During the first half of the year, market participants initially priced in geopolitical risks, potential supply disruptions and tightening raw material availability. As these concerns gradually eased, pricing increasingly reflected actual downstream demand and purchasing activity. This transition marks a fundamental change in how overseas secondary aluminum markets are likely to behave going forward.

At the same time, aluminum scrap is undergoing a broader transformation within the global industrial landscape. Rather than being viewed solely as a tradable raw material, it is increasingly recognized as a strategic resource supporting manufacturing competitiveness, supply chain resilience and the transition toward a circular economy. Recent policy initiatives introduced by the UAE, the European Union and the United States all point toward the same long-term direction: strengthening domestic access to recyclable materials while reducing reliance on external supply.

In the short term, LME aluminum will continue to provide the primary pricing benchmark for overseas secondary aluminum markets, while downstream demand will determine the sustainability of any price recovery. Over the longer term, resource protection policies, regionalization of scrap trade and supply chain security are expected to become increasingly important structural pricing factors.

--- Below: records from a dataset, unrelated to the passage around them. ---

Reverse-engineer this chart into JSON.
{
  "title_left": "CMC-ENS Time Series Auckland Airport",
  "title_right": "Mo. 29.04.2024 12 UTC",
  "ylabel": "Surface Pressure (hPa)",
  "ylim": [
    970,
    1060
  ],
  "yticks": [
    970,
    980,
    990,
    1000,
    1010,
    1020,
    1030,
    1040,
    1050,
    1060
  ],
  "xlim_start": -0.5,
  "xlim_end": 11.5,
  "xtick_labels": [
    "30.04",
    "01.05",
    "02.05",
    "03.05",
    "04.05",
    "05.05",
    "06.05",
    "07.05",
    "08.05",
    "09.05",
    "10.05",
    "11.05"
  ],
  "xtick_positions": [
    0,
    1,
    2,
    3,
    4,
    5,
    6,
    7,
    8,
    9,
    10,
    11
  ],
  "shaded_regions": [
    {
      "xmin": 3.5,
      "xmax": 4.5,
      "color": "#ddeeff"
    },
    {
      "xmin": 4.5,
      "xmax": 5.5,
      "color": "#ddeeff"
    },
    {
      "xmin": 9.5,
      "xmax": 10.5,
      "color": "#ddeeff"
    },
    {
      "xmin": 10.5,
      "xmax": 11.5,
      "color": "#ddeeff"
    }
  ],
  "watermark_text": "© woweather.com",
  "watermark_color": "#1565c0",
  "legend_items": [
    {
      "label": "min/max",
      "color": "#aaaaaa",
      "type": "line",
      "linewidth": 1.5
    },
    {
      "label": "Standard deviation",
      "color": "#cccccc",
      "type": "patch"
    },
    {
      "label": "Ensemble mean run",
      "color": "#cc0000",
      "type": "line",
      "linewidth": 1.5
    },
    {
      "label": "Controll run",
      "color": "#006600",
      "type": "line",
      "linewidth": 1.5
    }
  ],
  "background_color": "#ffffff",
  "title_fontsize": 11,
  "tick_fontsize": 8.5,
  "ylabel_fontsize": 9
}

For market participants across the secondary aluminum value chain, future competitiveness will depend not only on managing price volatility but also on securing stable access to premium-grade scrap, diversifying procurement channels and building more resilient supply chains in an increasingly policy-driven global market.

Data Source Statement: Except for publicly available information, all other data are processed by SMM based on publicly available information, market communication, and relying on SMM's internal database model. They are for reference only and do not constitute decision-making recommendations.